Genome type analysis was finished in the follow-up as it was not routine at the time of surgery for all patients. In the subgroup analysis, we found that patients with c-KIT exon 11 rather than exon 9 as primary mutation benefit from the cytoreductive surgery. These data are consistent with a previous report from Europe.[ However, because the patient population (19 patients) of this series is not large enough, is it worthwhile to carry out palliative surgery in the advanced GIST patient with c-KIT exon 9 mutation is still unknown.

Surgical debulking combined with drug therapy resulted in a median OS of 61.0 months, comparing with 41.6 months in nonsurgery 2-year OS rate were 87.0% versus 83.3% in patients with primary tumor site in stomach. Similar results were seen in non-stomach primary tumor site patients. Thus, our data suggest that patients may benefit from palliative surgery, no matter where the primary tumor site is.

Patients who have responsive disease to TKIs therapy may benefit from elective surgical resection, our results showed that patients with PR and SD both had 2-year survival of 100%, which was significantly longer than the PD patients. The median PFS for patients with PD, SD and PR was 33.3 months, 51.5 months, and 83.0 months, which means patients with responsive disease may benefit from debulking procedures, particularly if surgery achieves either complete extirpation of all tumors or reduction in tumor burden increase the R0/R1 resection rate (Table 3), this is in concordance with previous analyses.[ However, our patients have a higher response rate (PR + SD >50%) to TKIs, and a larger part of them were all judged resectable, whereas in the other series, only 7% of patients were considered suitable for surgery. Such direct comparisons between studies have to be interpreted with much caution as selection bias originate from potential differences in the study populations.

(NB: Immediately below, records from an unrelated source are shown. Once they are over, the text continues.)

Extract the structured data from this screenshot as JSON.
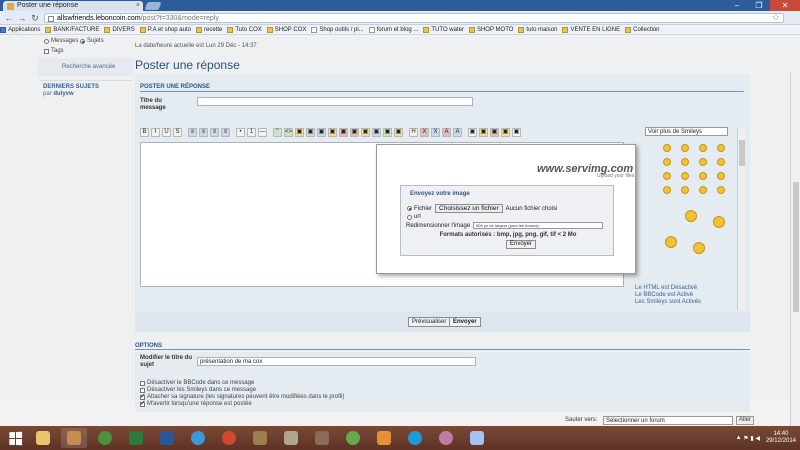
{
  "browser": {
    "tab_title": "Poster une réponse",
    "tab_close": "×",
    "url_host": "allswfriends.leboncoin.com",
    "url_path": "/post?t=330&mode=reply",
    "window_controls": [
      "–",
      "❐",
      "✕"
    ],
    "bookmarks": [
      "Applications",
      "BANK/FACTURE",
      "DIVERS",
      "P.A et shop auto",
      "recette",
      "Tuto COX",
      "SHOP COX",
      "Shop outils / pi...",
      "forum et blog ...",
      "TUTO water",
      "SHOP MOTO",
      "tuto maison",
      "VENTE EN LIGNE",
      "Collection"
    ]
  },
  "sidebar": {
    "search_opt_messages": "Messages",
    "search_opt_sujets": "Sujets",
    "search_opt_tags": "Tags",
    "advanced_search": "Recherche avancée",
    "latest_topics_title": "DERNIERS SUJETS",
    "by_label": "par",
    "by_user": "dulyvw"
  },
  "main": {
    "datetime": "La date/heure actuelle est Lun 29 Déc - 14:37",
    "page_title": "Poster une réponse",
    "post_heading": "POSTER UNE RÉPONSE",
    "title_label": "Titre du message",
    "title_value": "",
    "toolbar": [
      "B",
      "I",
      "U",
      "S",
      "≡",
      "≡",
      "≡",
      "≡",
      "•",
      "1",
      "—",
      "\"",
      "<>",
      "▣",
      "▣",
      "▣",
      "▣",
      "▣",
      "▣",
      "▣",
      "▣",
      "▣",
      "▣",
      "H",
      "X",
      "X",
      "A",
      "A",
      "▣",
      "▣",
      "▣",
      "▣",
      "▣"
    ],
    "smiley_select": "Voir plus de Smileys",
    "html_status": "Le HTML est Désactivé",
    "bbcode_status": "Le BBCode est Activé",
    "smileys_status": "Les Smileys sont Activés",
    "preview_button": "Prévisualiser",
    "send_button": "Envoyer",
    "options_heading": "OPTIONS",
    "subject_label": "Modifier le titre du sujet",
    "subject_value": "présentation de ma cox",
    "options": [
      {
        "label": "Désactiver le BBCode dans ce message",
        "checked": false
      },
      {
        "label": "Désactiver les Smileys dans ce message",
        "checked": false
      },
      {
        "label": "Attacher sa signature (les signatures peuvent être modifiées dans le profil)",
        "checked": true
      },
      {
        "label": "M'avertir lorsqu'une réponse est postée",
        "checked": true
      }
    ],
    "jump_label": "Sauter vers:",
    "jump_value": "Sélectionner un forum",
    "jump_go": "Aller"
  },
  "popup": {
    "logo": "www.servimg.com",
    "logo_sub": "Upload your files",
    "upload_title": "Envoyez votre image",
    "opt_file": "Fichier",
    "choose_file_button": "Choisissez un fichier",
    "no_file": "Aucun fichier choisi",
    "opt_url": "url",
    "resize_label": "Redimensionner l'image",
    "resize_value": "800 px de largeur (pour les forums)",
    "formats": "Formats autorisés : bmp, jpg, png, gif, tif < 2 Mo",
    "send_button": "Envoyer"
  },
  "taskbar": {
    "time": "14:40",
    "date": "29/12/2014"
  }
}
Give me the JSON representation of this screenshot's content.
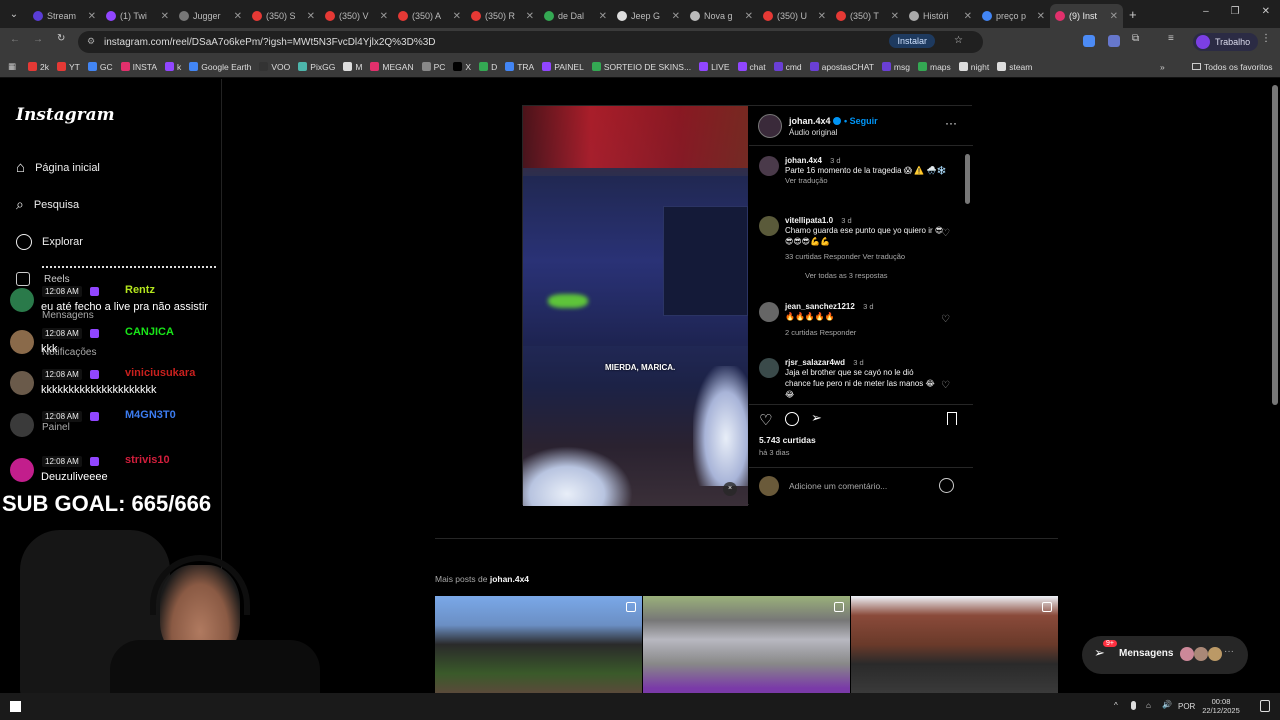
{
  "browser": {
    "tabs": [
      {
        "label": "Stream",
        "color": "#5a3dd6"
      },
      {
        "label": "(1) Twi",
        "color": "#9146ff"
      },
      {
        "label": "Jugger",
        "color": "#777777"
      },
      {
        "label": "(350) S",
        "color": "#e53935"
      },
      {
        "label": "(350) V",
        "color": "#e53935"
      },
      {
        "label": "(350) A",
        "color": "#e53935"
      },
      {
        "label": "(350) R",
        "color": "#e53935"
      },
      {
        "label": "de Dal",
        "color": "#34a853"
      },
      {
        "label": "Jeep G",
        "color": "#dddddd"
      },
      {
        "label": "Nova g",
        "color": "#bbbbbb"
      },
      {
        "label": "(350) U",
        "color": "#e53935"
      },
      {
        "label": "(350) T",
        "color": "#e53935"
      },
      {
        "label": "Históri",
        "color": "#aaaaaa"
      },
      {
        "label": "preço p",
        "color": "#4285f4"
      },
      {
        "label": "(9) Inst",
        "color": "#e1306c"
      }
    ],
    "url": "instagram.com/reel/DSaA7o6kePm/?igsh=MWt5N3FvcDl4Yjlx2Q%3D%3D",
    "install_label": "Instalar",
    "profile_label": "Trabalho",
    "bookmarks": [
      "2k",
      "YT",
      "GC",
      "INSTA",
      "k",
      "Google Earth",
      "VOO",
      "PixGG",
      "M",
      "MEGAN",
      "PC",
      "X",
      "D",
      "TRA",
      "PAINEL",
      "SORTEIO DE SKINS...",
      "LIVE",
      "chat",
      "cmd",
      "apostasCHAT",
      "msg",
      "maps",
      "night",
      "steam"
    ],
    "all_bookmarks": "Todos os favoritos"
  },
  "instagram": {
    "logo": "Instagram",
    "nav": [
      "Página inicial",
      "Pesquisa",
      "Explorar",
      "Reels",
      "Mensagens",
      "Notificações",
      "Painel"
    ],
    "post": {
      "author": "johan.4x4",
      "follow": "Seguir",
      "audio": "Áudio original",
      "video_caption": "MIERDA, MARICA.",
      "likes": "5.743 curtidas",
      "time": "há 3 dias",
      "comment_placeholder": "Adicione um comentário...",
      "comments": [
        {
          "user": "johan.4x4",
          "time": "3 d",
          "text": "Parte 16 momento de la tragedia 😱 ⚠️ 🌨️❄️",
          "sub": "Ver tradução"
        },
        {
          "user": "vitellipata1.0",
          "time": "3 d",
          "text": "Chamo guarda ese punto que yo quiero ir 😎😎😎😎💪💪",
          "sub": "33 curtidas   Responder   Ver tradução",
          "replies": "Ver todas as 3 respostas"
        },
        {
          "user": "jean_sanchez1212",
          "time": "3 d",
          "text": "🔥🔥🔥🔥🔥",
          "sub": "2 curtidas   Responder"
        },
        {
          "user": "rjsr_salazar4wd",
          "time": "3 d",
          "text": "Jaja el brother que se cayó no le dió chance fue pero ni de meter las manos 😂😂",
          "sub": ""
        }
      ]
    },
    "more_posts_label": "Mais posts de",
    "more_posts_user": "johan.4x4",
    "messages_label": "Mensagens",
    "messages_badge": "9+"
  },
  "stream_overlay": {
    "chat": [
      {
        "time": "12:08 AM",
        "user": "Rentz",
        "user_color": "#b4e61e",
        "msg": "eu até fecho a live pra não assistir",
        "avatar": "#2a7a4a"
      },
      {
        "time": "12:08 AM",
        "user": "CANJICA",
        "user_color": "#19e619",
        "msg": "kkk",
        "avatar": "#8a6a4a"
      },
      {
        "time": "12:08 AM",
        "user": "viniciusukara",
        "user_color": "#c8201e",
        "msg": "kkkkkkkkkkkkkkkkkkkkk",
        "avatar": "#6a5a4a"
      },
      {
        "time": "12:08 AM",
        "user": "M4GN3T0",
        "user_color": "#3c7cf0",
        "msg": "",
        "avatar": "#3a3a3a"
      },
      {
        "time": "12:08 AM",
        "user": "strivis10",
        "user_color": "#d21e3c",
        "msg": "Deuzuliveeee",
        "avatar": "#c21e8c"
      }
    ],
    "sub_goal": "SUB GOAL: 665/666"
  },
  "taskbar": {
    "lang": "POR",
    "time": "00:08",
    "date": "22/12/2025"
  }
}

In our analysis, patients with R0/R1 surgery had a median OS of 77.5 compared with 48.3 months in those with incomplete R2 resection (Fig. 2C), a survival benefit of more than 2 years. Complete resection had a significant positive prognostic value in the multivariate analysis.

Of note, patients with disease limited to the liver showed the longest median OS in this study. We believe that this data does not allow an unequivocal recommendation for surgery but that it does support a surgical approach in metastatic lesions in carefully selected patients, especially with metastases restricted to 1 organ.

We here present by far the largest series of patients study with palliative surgery in advanced GIST, our data provide evidence that resection of metastatic disease after TKIs therapy is associated with a long median OS. Quality of life after surgery was not investigated, however, we did not observe surgery-related mortality are worse than previous trials with TKIs as a single therapy.

Conclusion

Advanced GIST patients with good performance status and response to treatment benefited from palliative surgery. Prospective phase III studies are ongoing to assess whether or not surgical resection improves outcome in patients with advanced GIST responding to TKIs therapy.